I Am spoke. “George, time is an earthly concept. Here time is more fluid. Agnes lived on for years after you. She grieved daily, and regrets that what she thought of as a loving connection you perceived as a recurrent shrill petty complaint.

George’s voice trembled as he next spoke, “We wasted so much. I hope Agnes still feels our love was eternal; we thought it was, but I guess we were so overcome by living, that we forgot about loving. If we had a chance to change our lives, I’d do it in a minute.”

George looked at Agnes and could see that she was thinking the same thing.

I Am again spoke, “I told you that time here is more fluid than earthly moments. I’m touched by your sincere devotion.
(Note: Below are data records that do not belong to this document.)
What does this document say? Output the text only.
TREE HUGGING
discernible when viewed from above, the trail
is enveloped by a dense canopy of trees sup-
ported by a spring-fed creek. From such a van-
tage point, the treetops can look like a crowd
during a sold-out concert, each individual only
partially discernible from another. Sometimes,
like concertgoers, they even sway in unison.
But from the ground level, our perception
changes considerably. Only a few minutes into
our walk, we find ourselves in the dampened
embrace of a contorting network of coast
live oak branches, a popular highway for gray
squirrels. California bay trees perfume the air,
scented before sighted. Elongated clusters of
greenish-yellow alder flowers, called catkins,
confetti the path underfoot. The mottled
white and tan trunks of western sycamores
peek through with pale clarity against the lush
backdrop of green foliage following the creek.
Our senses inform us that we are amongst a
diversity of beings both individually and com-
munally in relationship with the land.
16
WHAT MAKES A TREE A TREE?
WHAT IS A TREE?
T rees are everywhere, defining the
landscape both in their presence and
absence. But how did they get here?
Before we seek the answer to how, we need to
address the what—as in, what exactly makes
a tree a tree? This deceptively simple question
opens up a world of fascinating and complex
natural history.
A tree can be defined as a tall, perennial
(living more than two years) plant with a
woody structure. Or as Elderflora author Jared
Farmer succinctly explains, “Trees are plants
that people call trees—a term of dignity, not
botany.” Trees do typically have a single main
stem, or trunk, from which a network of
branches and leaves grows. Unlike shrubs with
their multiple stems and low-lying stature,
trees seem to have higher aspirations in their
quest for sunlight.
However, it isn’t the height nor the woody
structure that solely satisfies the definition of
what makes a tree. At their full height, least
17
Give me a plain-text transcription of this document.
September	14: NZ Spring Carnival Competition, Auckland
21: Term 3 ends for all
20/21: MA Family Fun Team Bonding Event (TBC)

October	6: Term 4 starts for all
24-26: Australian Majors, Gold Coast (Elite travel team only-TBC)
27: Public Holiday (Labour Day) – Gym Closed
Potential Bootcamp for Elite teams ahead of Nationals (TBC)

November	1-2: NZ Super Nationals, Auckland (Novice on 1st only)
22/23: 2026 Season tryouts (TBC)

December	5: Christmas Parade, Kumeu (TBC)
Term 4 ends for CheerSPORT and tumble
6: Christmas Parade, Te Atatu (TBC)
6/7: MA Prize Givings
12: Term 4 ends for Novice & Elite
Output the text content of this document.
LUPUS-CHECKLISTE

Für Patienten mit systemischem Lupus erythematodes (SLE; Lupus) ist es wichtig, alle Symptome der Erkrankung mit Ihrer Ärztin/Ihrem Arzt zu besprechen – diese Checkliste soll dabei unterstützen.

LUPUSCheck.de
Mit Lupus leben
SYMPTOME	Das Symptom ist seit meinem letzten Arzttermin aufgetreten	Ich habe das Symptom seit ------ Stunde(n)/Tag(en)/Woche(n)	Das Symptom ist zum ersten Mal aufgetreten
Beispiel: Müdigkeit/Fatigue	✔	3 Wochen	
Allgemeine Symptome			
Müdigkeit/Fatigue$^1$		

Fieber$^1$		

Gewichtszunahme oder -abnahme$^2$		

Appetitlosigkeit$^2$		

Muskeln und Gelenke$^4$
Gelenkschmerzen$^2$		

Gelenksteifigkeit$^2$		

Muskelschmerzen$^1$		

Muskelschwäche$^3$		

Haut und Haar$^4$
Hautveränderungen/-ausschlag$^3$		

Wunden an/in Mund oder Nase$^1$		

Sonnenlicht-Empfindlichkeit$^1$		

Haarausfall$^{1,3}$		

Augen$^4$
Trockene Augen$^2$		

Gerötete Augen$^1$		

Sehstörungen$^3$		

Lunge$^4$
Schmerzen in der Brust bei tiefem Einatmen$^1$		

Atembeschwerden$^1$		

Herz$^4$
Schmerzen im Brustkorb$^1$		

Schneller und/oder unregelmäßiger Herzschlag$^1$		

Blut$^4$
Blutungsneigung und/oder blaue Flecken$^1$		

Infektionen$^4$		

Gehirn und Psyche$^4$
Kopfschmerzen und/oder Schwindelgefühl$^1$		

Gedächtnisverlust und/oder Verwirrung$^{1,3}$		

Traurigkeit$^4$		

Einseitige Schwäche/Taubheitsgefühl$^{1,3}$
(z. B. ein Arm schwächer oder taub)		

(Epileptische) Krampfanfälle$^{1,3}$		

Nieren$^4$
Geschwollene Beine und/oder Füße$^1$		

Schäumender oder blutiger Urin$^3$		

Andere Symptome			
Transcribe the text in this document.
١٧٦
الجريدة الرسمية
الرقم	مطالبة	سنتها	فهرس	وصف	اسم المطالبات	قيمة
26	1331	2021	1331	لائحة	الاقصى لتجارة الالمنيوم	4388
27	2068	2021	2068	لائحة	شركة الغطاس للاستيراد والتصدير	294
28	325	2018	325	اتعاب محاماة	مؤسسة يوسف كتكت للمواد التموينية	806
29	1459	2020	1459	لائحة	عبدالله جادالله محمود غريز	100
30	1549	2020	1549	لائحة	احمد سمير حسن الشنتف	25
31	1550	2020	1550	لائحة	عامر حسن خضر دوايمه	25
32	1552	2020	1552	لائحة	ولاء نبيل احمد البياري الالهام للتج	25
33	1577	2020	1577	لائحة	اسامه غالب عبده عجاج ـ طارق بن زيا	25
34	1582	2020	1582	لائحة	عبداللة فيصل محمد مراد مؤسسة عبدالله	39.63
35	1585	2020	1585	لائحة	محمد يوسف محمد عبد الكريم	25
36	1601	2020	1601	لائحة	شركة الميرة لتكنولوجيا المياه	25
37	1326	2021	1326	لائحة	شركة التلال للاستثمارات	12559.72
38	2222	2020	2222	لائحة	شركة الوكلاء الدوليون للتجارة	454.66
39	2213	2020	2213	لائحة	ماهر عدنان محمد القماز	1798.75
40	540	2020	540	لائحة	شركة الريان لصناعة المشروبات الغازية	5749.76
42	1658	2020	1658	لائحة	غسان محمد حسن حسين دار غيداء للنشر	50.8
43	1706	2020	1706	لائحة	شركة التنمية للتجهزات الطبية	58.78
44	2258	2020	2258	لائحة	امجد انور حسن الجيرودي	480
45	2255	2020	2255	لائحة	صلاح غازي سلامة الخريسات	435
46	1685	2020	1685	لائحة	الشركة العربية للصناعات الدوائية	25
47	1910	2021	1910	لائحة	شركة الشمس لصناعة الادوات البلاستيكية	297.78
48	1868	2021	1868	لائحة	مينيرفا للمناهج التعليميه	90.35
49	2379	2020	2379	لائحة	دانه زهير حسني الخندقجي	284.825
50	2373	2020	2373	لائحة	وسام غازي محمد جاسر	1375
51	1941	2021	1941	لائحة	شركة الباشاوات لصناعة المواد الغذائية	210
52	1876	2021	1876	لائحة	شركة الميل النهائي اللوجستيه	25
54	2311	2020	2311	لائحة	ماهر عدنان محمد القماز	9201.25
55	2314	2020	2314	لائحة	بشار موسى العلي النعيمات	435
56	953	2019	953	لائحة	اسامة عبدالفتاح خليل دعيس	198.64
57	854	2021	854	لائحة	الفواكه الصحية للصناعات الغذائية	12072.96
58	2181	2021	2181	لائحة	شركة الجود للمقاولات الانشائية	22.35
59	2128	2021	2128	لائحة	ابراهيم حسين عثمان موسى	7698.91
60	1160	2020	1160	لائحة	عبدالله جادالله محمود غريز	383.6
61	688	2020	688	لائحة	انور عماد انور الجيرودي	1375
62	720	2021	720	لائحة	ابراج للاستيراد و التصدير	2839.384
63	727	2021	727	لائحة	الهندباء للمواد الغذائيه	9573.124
I’ll see you back here—sometime in the future.


George awoke to the sound of monitors. The room was all white and there was an angel by the bed holding his hand. The angel was Agnes.

He eventually told Agnes of his after-death experience, and she responded that she had a similar dream or experience. It seemed like a dream, but it was so real she had doubts as to what it was. Like George, she had problems separating dream from reality. Following George’s recovery, he felt that he had not only recovered his physical health, but his spiritual health was also revived. And above all else, he and Agnes were never apart, never quarreling, never complaining of each other’s faults and enjoying their time until the Great I Am called them back.